Per the project rule (correct/grounded solution), the right move is
to clean up dead code. Convert the xpc_proxy version to use the
in-memory dict for symmetry, AND remove the HTTP fetch path entirely
(or #if 0 per the S0.3 pattern). This gets rid of the relay's
property-feeding role completely. The relay still has other roles
(per-service TCP relay, see internal/relay/daemon.go), so we don't
delete the whole binary, but its /device-info endpoint becomes
unused.
Mark /device-info as deprecated in the Go relay or leave it as a
no-op endpoint for now — that's a follow-up detail, not blocking S1.A.
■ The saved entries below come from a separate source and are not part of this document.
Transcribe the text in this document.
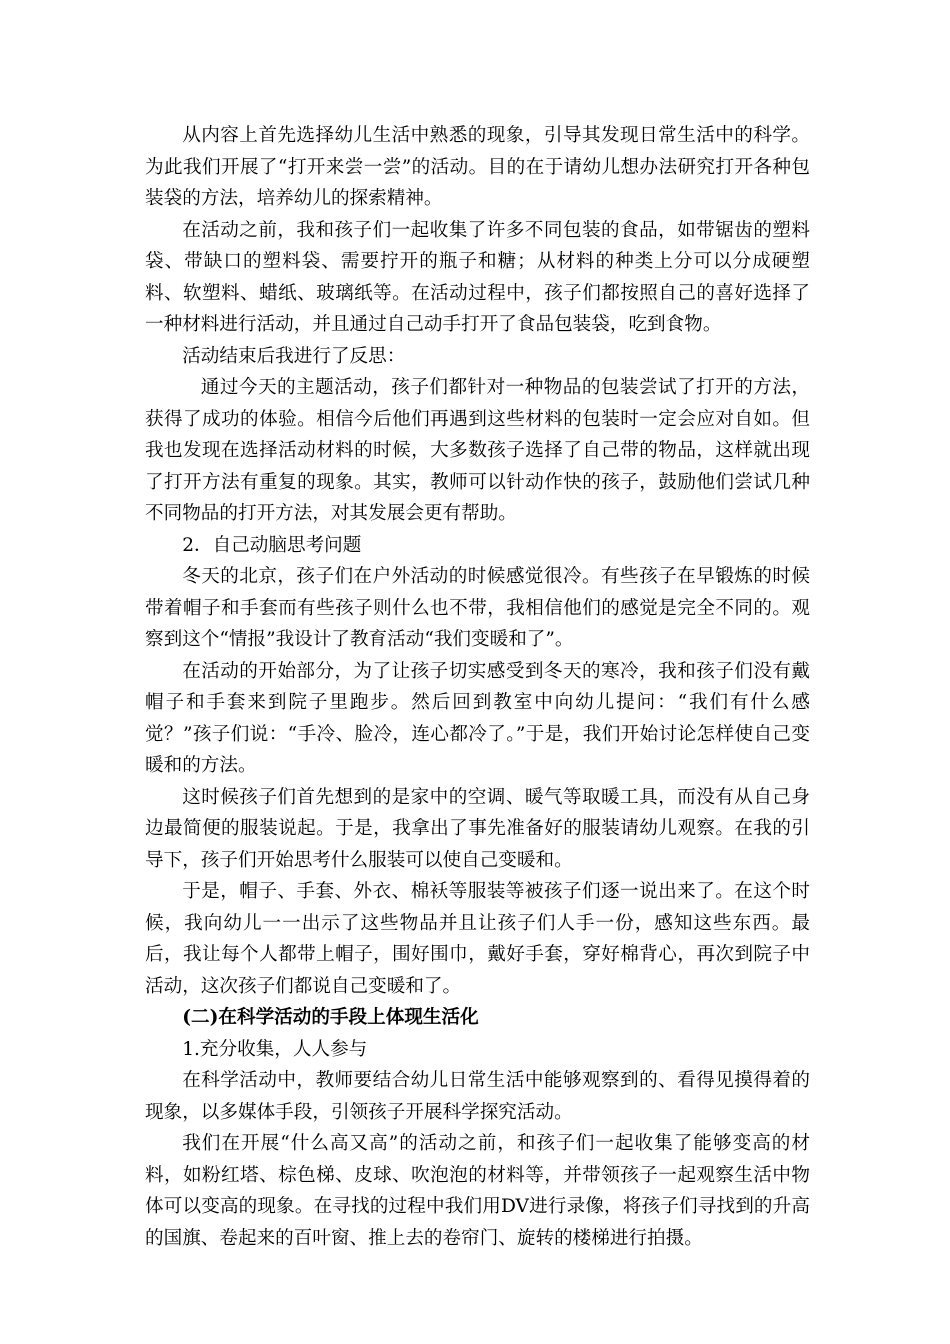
从内容上首先选择幼儿生活中熟悉的现象，引导其发现日常生活中的科学。为此我们开展了“打开来尝一尝”的活动。目的在于请幼儿想办法研究打开各种包装袋的方法，培养幼儿的探索精神。

在活动之前，我和孩子们一起收集了许多不同包装的食品，如带锯齿的塑料袋、带缺口的塑料袋、需要拧开的瓶子和糖；从材料的种类上分可以分成硬塑料、软塑料、蜡纸、玻璃纸等。在活动过程中，孩子们都按照自己的喜好选择了一种材料进行活动，并且通过自己动手打开了食品包装袋，吃到食物。

活动结束后我进行了反思：

通过今天的主题活动，孩子们都针对一种物品的包装尝试了打开的方法，获得了成功的体验。相信今后他们再遇到这些材料的包装时一定会应对自如。但我也发现在选择活动材料的时候，大多数孩子选择了自己带的物品，这样就出现了打开方法有重复的现象。其实，教师可以针动作快的孩子，鼓励他们尝试几种不同物品的打开方法，对其发展会更有帮助。

2．自己动脑思考问题

冬天的北京，孩子们在户外活动的时候感觉很冷。有些孩子在早锻炼的时候带着帽子和手套而有些孩子则什么也不带，我相信他们的感觉是完全不同的。观察到这个“情报”我设计了教育活动“我们变暖和了”。

在活动的开始部分，为了让孩子切实感受到冬天的寒冷，我和孩子们没有戴帽子和手套来到院子里跑步。然后回到教室中向幼儿提问：“我们有什么感觉？”孩子们说：“手冷、脸冷，连心都冷了。”于是，我们开始讨论怎样使自己变暖和的方法。

这时候孩子们首先想到的是家中的空调、暖气等取暖工具，而没有从自己身边最简便的服装说起。于是，我拿出了事先准备好的服装请幼儿观察。在我的引导下，孩子们开始思考什么服装可以使自己变暖和。

于是，帽子、手套、外衣、棉袄等服装等被孩子们逐一说出来了。在这个时候，我向幼儿一一出示了这些物品并且让孩子们人手一份，感知这些东西。最后，我让每个人都带上帽子，围好围巾，戴好手套，穿好棉背心，再次到院子中活动，这次孩子们都说自己变暖和了。

(二)在科学活动的手段上体现生活化

1.充分收集，人人参与

在科学活动中，教师要结合幼儿日常生活中能够观察到的、看得见摸得着的现象，以多媒体手段，引领孩子开展科学探究活动。

我们在开展“什么高又高”的活动之前，和孩子们一起收集了能够变高的材料，如粉红塔、棕色梯、皮球、吹泡泡的材料等，并带领孩子一起观察生活中物体可以变高的现象。在寻找的过程中我们用DV进行录像，将孩子们寻找到的升高的国旗、卷起来的百叶窗、推上去的卷帘门、旋转的楼梯进行拍摄。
S1.A.2 implementation plan (informed by this audit)¶
-
Add a small inline helper in
Walks viaiosmux_md_proxy.m:xpc_dictionary_apply, buildsNSMutableDictionary. -
Rewrite
fetch_device_propertiesiniosmux_md_proxy.m: - No HTTP fetch
- Call
iosmux_rsd_get_handshake_properties()(already declared extern iniosmux_inject.m:25area; need similar extern in md_proxy) - If NULL, return nil with a warning log (means the call came too early — should never happen with lazy fetch)
-
If non-NULL, convert to NSDictionary, add
@"LocationID": @0, cache, return -
Delete
prefetch_device_propertiesand its call site ininstall_proxy_on_connection. Add a comment at the call site explaining why prefetch was removed (init order, lazy fetch is safe). -
Remove
g_relay_apiconstant (unused after step 2). -
In
iosmux_xpc_proxy.m, replace the body ofiosmux_build_device_propertieswith the same in-memory dict approach, OR#if 0it and leave a comment that the fallback path is dead. Decision: convert it for symmetry. Keeps the fallback functional and removes the HTTP dependency from the inject entirely. -
Build, deploy, test against S1.A.4 exit criteria.
What we explicitly do NOT change in S1.A¶
- The Go relay binary stays. Its per-service TCP relay role is
separate from
/device-infoand we are not touching that. - The order of
iosmux_install_md_proxyandiosmux_rsd_initiniosmux_register_devicestays as-is. Lazy fetch removes the ordering dependency. - The MD proxy swizzling itself stays as-is (only the body of
fetch_device_propertieschanges). - DeviceInfo construction (the separate Swift object built later in
iosmux_inject.m) is untouched — that's a different consumer.
Risk¶
The only meaningful risk is that MobileDevice rejects our dict for a reason unrelated to keys (e.g. value type mismatch — strings vs numbers, signed vs unsigned). The conversion helper handles all observed types from the reference handshake. If there's a stray unsupported type at runtime we'll log it and fall through.